Tief drin ist der Mensch eben immer noch ein Jäger und Sammler – und auch die Biologie seines Nachwuchses hat sich seit der Steinzeit kaum verändert. Damals wie heute sei das Nervensystem des Kindes bei der Geburt nur teilweise entwickelt und bilde sich erst nach und nach aus: „Der Vagus-Nerv zum Beispiel muss erst reifen.“ Das Kind muss erst lernen, was der Erwachsene kann: das System herunterfahren, abschalten, obwohl sein kleines Gehirn vor allem eines will: lernen.

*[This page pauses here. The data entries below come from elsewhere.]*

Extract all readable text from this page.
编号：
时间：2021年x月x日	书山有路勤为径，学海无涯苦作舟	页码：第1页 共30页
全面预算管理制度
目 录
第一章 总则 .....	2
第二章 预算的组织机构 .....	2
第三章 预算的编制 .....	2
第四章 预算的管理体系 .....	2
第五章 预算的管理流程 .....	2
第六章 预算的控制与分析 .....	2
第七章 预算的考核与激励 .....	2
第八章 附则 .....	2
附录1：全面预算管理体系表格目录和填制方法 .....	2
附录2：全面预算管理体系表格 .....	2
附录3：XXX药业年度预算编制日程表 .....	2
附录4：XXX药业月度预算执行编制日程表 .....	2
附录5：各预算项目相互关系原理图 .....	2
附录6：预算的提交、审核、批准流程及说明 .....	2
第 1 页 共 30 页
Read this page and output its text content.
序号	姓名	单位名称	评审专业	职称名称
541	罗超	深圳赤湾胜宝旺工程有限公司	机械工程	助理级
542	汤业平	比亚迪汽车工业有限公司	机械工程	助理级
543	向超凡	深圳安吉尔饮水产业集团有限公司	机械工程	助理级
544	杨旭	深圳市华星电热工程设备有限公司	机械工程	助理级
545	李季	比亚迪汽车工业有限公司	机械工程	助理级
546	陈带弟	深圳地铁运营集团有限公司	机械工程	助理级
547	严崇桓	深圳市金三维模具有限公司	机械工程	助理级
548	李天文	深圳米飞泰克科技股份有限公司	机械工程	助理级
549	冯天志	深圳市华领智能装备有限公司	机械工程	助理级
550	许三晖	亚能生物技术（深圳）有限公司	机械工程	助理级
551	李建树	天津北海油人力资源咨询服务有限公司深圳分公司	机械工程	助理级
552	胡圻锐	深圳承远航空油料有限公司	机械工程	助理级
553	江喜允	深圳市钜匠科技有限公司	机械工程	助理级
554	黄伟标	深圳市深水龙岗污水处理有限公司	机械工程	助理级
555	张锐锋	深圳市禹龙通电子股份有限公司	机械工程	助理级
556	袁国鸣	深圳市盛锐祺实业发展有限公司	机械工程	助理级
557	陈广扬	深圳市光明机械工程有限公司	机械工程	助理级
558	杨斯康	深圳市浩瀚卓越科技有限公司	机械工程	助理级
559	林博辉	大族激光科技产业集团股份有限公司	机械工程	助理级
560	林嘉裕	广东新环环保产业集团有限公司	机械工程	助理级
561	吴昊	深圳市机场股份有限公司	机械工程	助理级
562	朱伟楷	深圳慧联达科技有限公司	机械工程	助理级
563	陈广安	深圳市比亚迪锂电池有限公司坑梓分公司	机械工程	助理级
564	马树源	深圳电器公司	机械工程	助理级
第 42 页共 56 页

Wildniscamps machen Familien froh

„Das beste wäre es, wenn man mit Kindern im Alter von sechs Monaten bis vier Jahren in den Wald gehen würde“, sagt Nicola Schmidt und lacht. Bei den Wildniscamps, die sie eben dort mehrmals im Jahr für Familien anbietet, gibt es kein Spielzeug und keine Handys, kein fließend Wasser und keinen Strom. Dafür jede Menge Zeit und eine Gemeinschaft, die sich austauscht und unterstützt. Der Effekt sei stets der gleiche, erzählt Nicola Schmidt: „Die Leute sind total happy.“

Expertin kommt nach Waiblingen

Werdegang
: Bis zur Geburt ihres ersten Kindes war die IT-Sicherheits-Expertin Nicola Schmidt, Jahrgang 1977, als Wissenschaftsjournalistin für Fachzeitschriften tätig. Inzwischen ist sie zweifache Mutter und hat 2010 das „artgerecht“-Projekt gegründet, das sich mit der Frage beschäftigt, was Kinder brauchen, um „artgerecht“ aufzuwachsen.

Tätigkeit:
Nicola Schmidt hat bereits mehrere Familienratgeber veröffentlicht – beispielsweise zur naturnahen Erziehung oder zum Thema Geschwister. Sie bietet Aus- und Fortbildungen für Fachleute und Wildnis-Camps für Familien an.

Vortrag:
„Artgerecht aufwachsen - wie Kleinkinder richtig begleitet werden“ ist das Thema eines Vortrags, den Nicola Schmidt am Freitag, 22. März, im Schlosskeller Waiblingen, Kurze Straße 33, hält. Die Veranstaltung beginnt um 19.30 Uhr, Karten gibt es für zwölf Euro an der Abendkasse oder vorab bei der Familienbildungsstätte Waiblingen.